Protein-Packed Quinoa Breakfast Bowl

Yields: 1 serving


  • 1 serving (1/3 dry) Quinoa Flakes (tastes best cooked on the stove, not microwaved)
  • 1 tbsp hemp seeds
  • 1 tbsp chia seeds
  • 1 tbsp nut/seed butter of your choice (I prefer sunflower seed butter or almond butter)
  • Cinnamon (to taste)
  • Sea salt (to taste)
  • Stevia (to taste...3-5 drops is plenty)


  1. Combine all ingredients in a bowl and give it a good stir to mix it all up.
  2. Serve immediately and enjoy!


  • Instead of using water, cook quinoa flakes in coconut milk (full fat, unsweetened)
  • Experiment with different toppings.
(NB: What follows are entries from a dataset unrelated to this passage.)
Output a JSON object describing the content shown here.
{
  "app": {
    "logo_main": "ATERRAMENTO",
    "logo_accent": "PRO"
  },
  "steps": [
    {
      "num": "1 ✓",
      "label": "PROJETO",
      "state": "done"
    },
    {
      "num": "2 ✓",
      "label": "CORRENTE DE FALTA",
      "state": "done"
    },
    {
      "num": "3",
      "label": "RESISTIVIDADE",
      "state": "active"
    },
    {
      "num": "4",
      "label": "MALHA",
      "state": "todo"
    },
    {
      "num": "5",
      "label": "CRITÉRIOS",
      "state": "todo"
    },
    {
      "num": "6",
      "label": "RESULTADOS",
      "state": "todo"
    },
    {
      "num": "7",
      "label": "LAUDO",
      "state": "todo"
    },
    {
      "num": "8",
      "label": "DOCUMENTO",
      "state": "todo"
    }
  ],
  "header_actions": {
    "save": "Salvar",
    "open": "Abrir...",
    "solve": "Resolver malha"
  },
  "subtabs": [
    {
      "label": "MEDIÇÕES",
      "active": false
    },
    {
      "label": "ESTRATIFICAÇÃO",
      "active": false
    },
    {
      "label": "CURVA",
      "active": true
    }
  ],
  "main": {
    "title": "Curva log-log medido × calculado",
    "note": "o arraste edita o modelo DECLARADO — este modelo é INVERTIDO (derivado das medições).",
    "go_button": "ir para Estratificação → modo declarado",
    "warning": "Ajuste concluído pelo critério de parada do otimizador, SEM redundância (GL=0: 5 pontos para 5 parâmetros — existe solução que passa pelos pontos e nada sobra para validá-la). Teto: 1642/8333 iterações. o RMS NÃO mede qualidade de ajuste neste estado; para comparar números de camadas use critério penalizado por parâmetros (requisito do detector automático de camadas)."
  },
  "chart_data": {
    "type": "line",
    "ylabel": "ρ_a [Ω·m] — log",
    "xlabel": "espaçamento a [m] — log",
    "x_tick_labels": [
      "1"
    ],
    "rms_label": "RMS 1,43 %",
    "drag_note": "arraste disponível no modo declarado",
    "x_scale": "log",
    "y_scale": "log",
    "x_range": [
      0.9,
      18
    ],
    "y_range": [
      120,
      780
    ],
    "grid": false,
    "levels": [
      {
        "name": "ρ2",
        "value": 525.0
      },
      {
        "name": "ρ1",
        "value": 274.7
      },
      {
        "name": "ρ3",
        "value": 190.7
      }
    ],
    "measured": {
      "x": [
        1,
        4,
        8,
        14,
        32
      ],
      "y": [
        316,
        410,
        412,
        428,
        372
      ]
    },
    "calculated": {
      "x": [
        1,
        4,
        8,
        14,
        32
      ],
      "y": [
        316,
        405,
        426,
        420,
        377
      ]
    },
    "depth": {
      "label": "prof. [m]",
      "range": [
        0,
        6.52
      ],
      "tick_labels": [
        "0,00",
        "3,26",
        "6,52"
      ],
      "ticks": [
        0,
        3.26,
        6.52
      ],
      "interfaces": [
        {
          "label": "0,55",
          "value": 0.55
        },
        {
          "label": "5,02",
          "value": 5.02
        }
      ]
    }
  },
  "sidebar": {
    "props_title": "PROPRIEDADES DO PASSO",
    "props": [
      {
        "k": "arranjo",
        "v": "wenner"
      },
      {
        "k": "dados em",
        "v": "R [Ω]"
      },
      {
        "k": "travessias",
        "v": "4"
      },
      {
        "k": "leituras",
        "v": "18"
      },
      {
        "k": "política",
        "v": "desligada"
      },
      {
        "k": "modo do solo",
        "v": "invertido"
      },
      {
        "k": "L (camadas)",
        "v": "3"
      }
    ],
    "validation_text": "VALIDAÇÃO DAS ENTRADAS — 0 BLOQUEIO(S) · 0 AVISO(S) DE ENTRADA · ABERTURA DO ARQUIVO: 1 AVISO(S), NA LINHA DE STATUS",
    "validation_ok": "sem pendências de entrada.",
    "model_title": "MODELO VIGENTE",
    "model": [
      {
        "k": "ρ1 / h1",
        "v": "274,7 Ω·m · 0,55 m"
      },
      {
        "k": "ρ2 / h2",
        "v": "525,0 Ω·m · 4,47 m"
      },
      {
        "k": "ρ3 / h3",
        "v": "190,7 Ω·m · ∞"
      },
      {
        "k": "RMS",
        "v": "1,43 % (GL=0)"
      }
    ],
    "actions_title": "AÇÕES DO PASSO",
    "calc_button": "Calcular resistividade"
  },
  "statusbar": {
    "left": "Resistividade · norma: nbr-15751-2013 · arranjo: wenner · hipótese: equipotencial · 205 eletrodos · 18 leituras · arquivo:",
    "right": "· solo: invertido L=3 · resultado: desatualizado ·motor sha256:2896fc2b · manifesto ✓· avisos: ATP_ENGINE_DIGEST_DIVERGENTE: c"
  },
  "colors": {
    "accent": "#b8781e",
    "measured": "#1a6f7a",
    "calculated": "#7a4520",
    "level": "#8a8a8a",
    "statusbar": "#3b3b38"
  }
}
Feel free to add ground flax seeds, berries, chopped apples, sliced, banana, cacao powder, walnuts, pumpkin seeds, shredded coconut, or any of your other favorite nutritious toppings.


Quinoa, hemp seeds, and chia seeds all contain the following properties:

  • Great source of complete protein (contains all 9 essential amino acids)
  • High in antioxidants (anti-aging properties...wanna look younger?)
  • Regulate blood sugar (so does cinnamon and stevia)
  • High in fiber (keeps you regular! healthy bowels = a healthier YOU!)
  • Easy to digest (less taxing on the body)
  • Reduces inflammation in the body (lower inflammation = reduce your risk of disease)
  • High in minerals (does a body good)

The nut/seed butter is a great source of healthy fats and protein, helping to keep you fuller, longer. Be sure to check the label of your nut/seed butter to make sure it does not contain any sugar. The only ingredients should be the nut/seed by itself or the nut/seed and sea salt.